The work presented in this thesis describes; (1) development of an in vivo model of human fetal lung development; (2) development of a pyrosequencing genotyping method; and (3) an association of candidate genes with neonatal pulmonary lung disease.
The focus here has been on the role of surfactant proteins in lung development and neonatal lung disease. These proteins are good candidate genes for these studies due to their essential role in lung development, lung maturation, and host defense. Development of a functional alveolar epithelium capable of gas exchange and surfactant secretion is essential for successful adaptation of the fetus to extra-uterine life. Premature birth is commonly accompanied by a deficiency and perturbation of the surfactant system. Pulmonary surfactant is a lipoprotein complex produced by type II pneumocytes that acts to reduce at low lung volumes surface tension at the air-liquid interface in the alveolus and, thereby, prevents atelectasis. Surfactant proteins (SP)-A, SP-B, SP-C, and SP-D have multiple important roles within the alveolus and are subject to developmentally and hormonally regulated expression.
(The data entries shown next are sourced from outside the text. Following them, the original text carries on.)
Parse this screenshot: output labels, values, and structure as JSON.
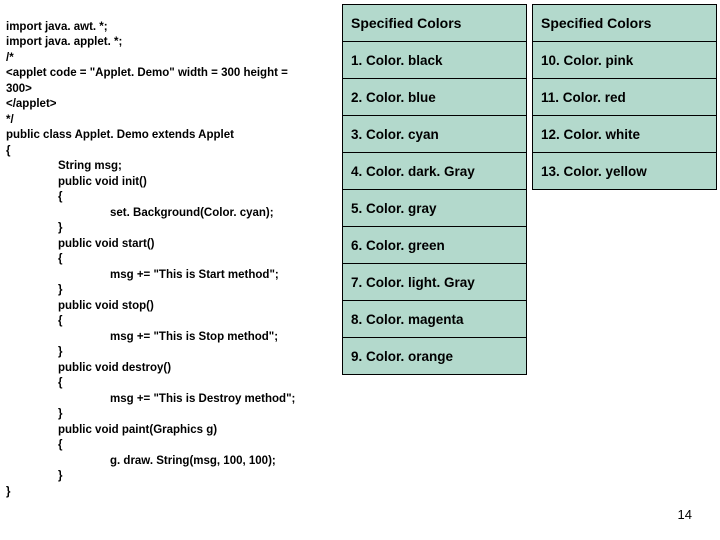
{
  "code": {
    "l1": "import java. awt. *;",
    "l2": "import java. applet. *;",
    "l3": "/*",
    "l4": "<applet code = \"Applet. Demo\" width = 300 height =",
    "l5": "300>",
    "l6": "</applet>",
    "l7": "*/",
    "l8": "public class Applet. Demo extends Applet",
    "l9": "{",
    "l10": "String msg;",
    "l11": "public void init()",
    "l12": "{",
    "l13": "set. Background(Color. cyan);",
    "l14": "}",
    "l15": "public void start()",
    "l16": "{",
    "l17": "msg += \"This is Start method\";",
    "l18": "}",
    "l19": "public void stop()",
    "l20": "{",
    "l21": "msg += \"This is Stop method\";",
    "l22": "}",
    "l23": "public void destroy()",
    "l24": "{",
    "l25": "msg += \"This is Destroy method\";",
    "l26": "}",
    "l27": "public void paint(Graphics g)",
    "l28": "{",
    "l29": "g. draw. String(msg, 100, 100);",
    "l30": "}",
    "l31": "}"
  },
  "table1": {
    "header": "Specified Colors",
    "rows": [
      "1.  Color. black",
      "2.  Color. blue",
      "3.  Color. cyan",
      "4.  Color. dark. Gray",
      "5.  Color. gray",
      "6.  Color. green",
      "7.  Color. light. Gray",
      "8.  Color. magenta",
      "9.  Color. orange"
    ]
  },
  "table2": {
    "header": "Specified Colors",
    "rows": [
      "10.  Color. pink",
      "11.  Color. red",
      "12.  Color. white",
      "13.  Color. yellow"
    ]
  },
  "page_number": "14"
}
Specific aim I of this thesis describes an in vivo xenograft model of human fetal lung development. Tissues were analyzed from 3 to 42 days post-grafting for morphological alterations. Lamellar bodies were first identified by EM in 14 day xenografts. By day 21, a significant increase was observed in both the number of lamellar bodies per cell and lamellar body positive cells. Cellular proliferation, as marked by proliferating cell nuclear antigen (PCNA) ICC and elastic fiber deposition resembled those of canalicular and saccular in utero development. Tissues that were grafted longer than 28 days, started to undergo distention of alveoli, presumably due to the accumulation of fluid. These findings indicate that the fetal lung xenograft model can serve as a valuable tool in the study of human fetal lung development. This model can provide the means to study the impact of various pharmacological agents on the development of human fetal lungs in general, and on the surfactant proteins in particular.
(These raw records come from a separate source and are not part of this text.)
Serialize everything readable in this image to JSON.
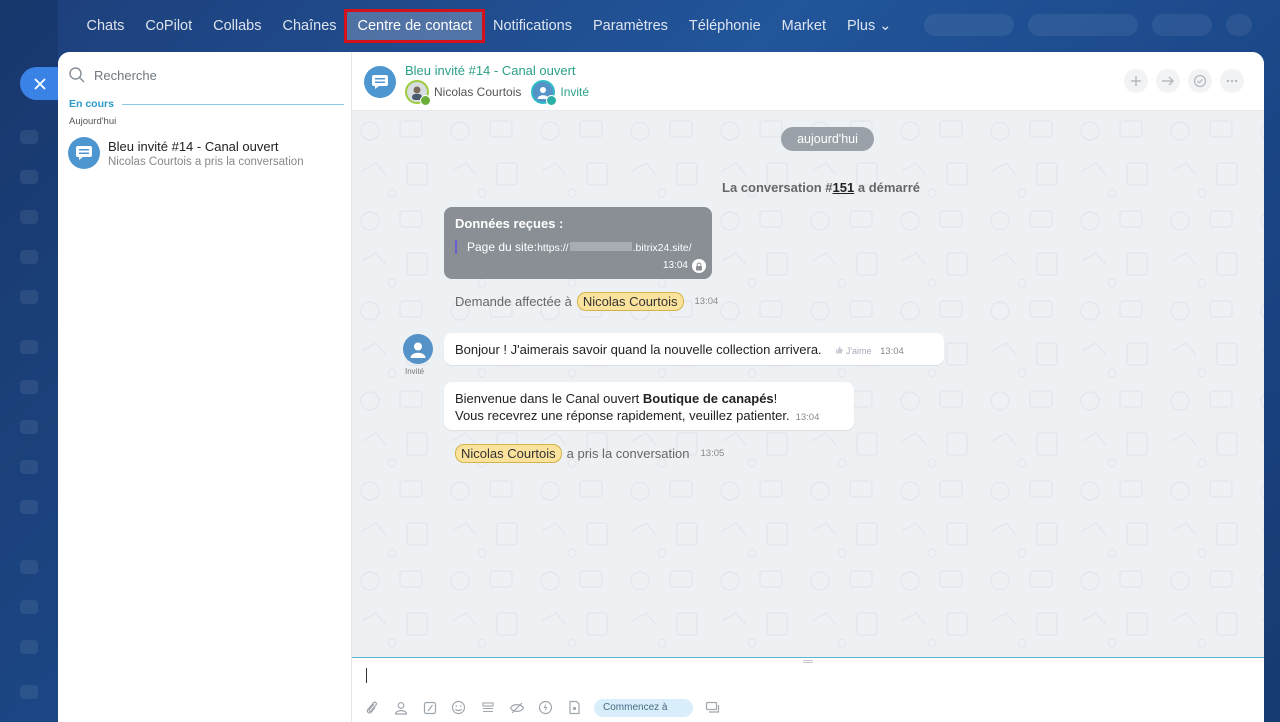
{
  "nav": {
    "items": [
      "Chats",
      "CoPilot",
      "Collabs",
      "Chaînes",
      "Centre de contact",
      "Notifications",
      "Paramètres",
      "Téléphonie",
      "Market",
      "Plus ⌄"
    ],
    "active_index": 4,
    "active_highlight_color": "#d3121c"
  },
  "sidebar": {
    "search_placeholder": "Recherche",
    "section_title": "En cours",
    "day_label": "Aujourd'hui",
    "chat": {
      "title": "Bleu invité #14 - Canal ouvert",
      "subtitle": "Nicolas Courtois a pris la conversation"
    }
  },
  "header": {
    "title": "Bleu invité #14 - Canal ouvert",
    "user_name": "Nicolas Courtois",
    "guest_label": "Invité",
    "actions": [
      "add-user",
      "forward",
      "finish",
      "more"
    ]
  },
  "messages": {
    "date_pill": "aujourd'hui",
    "system_prefix": "La conversation #",
    "system_number": "151",
    "system_suffix": " a démarré",
    "data_card": {
      "title": "Données reçues :",
      "label": "Page du site:",
      "url_prefix": "https://",
      "url_suffix": ".bitrix24.site/",
      "time": "13:04"
    },
    "assign": {
      "text": "Demande affectée à",
      "name": "Nicolas Courtois",
      "time": "13:04"
    },
    "guest_label": "Invité",
    "bubble1": {
      "text": "Bonjour ! J'aimerais savoir quand la nouvelle collection arrivera.",
      "like": "J'aime",
      "time": "13:04"
    },
    "bubble2": {
      "line1_prefix": "Bienvenue dans le Canal ouvert ",
      "line1_bold": "Boutique de canapés",
      "line1_suffix": "!",
      "line2": "Vous recevrez une réponse rapidement, veuillez patienter.",
      "time": "13:04"
    },
    "take": {
      "name": "Nicolas Courtois",
      "text": "a pris la conversation",
      "time": "13:05"
    }
  },
  "composer": {
    "quick_button": "Commencez à"
  },
  "colors": {
    "accent": "#2aa089",
    "blue": "#3b82e6",
    "section": "#2a9ac6"
  }
}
In order to better study the role of surfactant protein genetic variants in neonatal respiratory disease, rapid and accurate methods of genotyping are necessary. In this respect, Specific aim IIa of this thesis describes the development of a novel pyrosequencing based method for genotyping of single nucleotide polymorphisms of SP-A, SP-B, and SP-D.
This high-throughput method of genotyping was applied to the study of surfactant protein genetic variants in Bronchopulmonary dysplasia (BPD) in Specific aim IIb. BPD is a chronic lung disease of light weight prematurely born infants that are mechanically ventilated from birth. It has been suggested that genetic factors contribute to BPD pathogenesis. We hypothesized that genetic variants of surfactant proteins are differentially responsive to disruption of surfactant homeostasis in premature birth and are either protection or susceptibility factors for BPD.
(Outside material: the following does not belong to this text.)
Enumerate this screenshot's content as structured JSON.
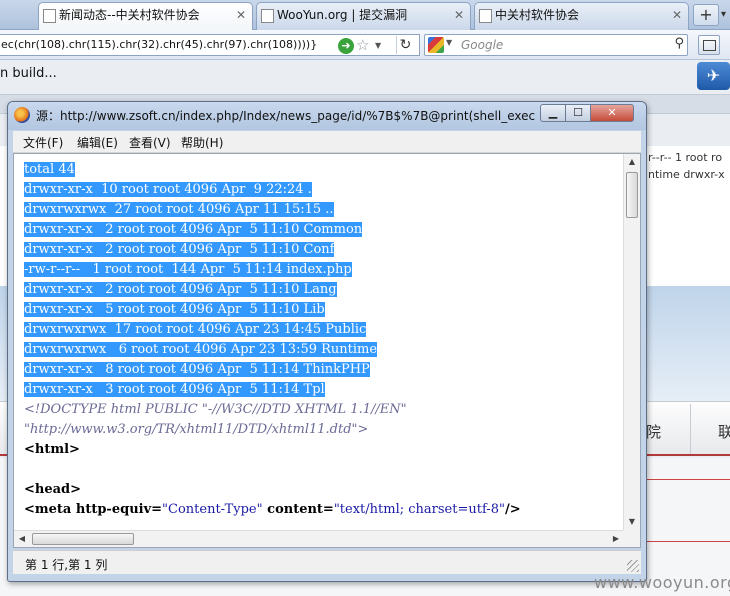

In order to study genetic associations of surfactant protein (SP) genetic variants and microsatellite markers linked to SP-B, a family based association study was conducted using the Transmission Disequilibrium Test (TDT) and Family Based Association Test (FBAT). Haplotype analysis revealed two SP-A-SP-D susceptibility haplotypes, and ten susceptibility and one protective haplotypes for SP-B and SP-B-linked microsatellite markers.
Taken together, these studies provide a model that may be used to study lung development and response of the developing lung to therapeutic interventions, and associations of surfactant protein genetic variants with BPD. (Abstract shortened by UMI.)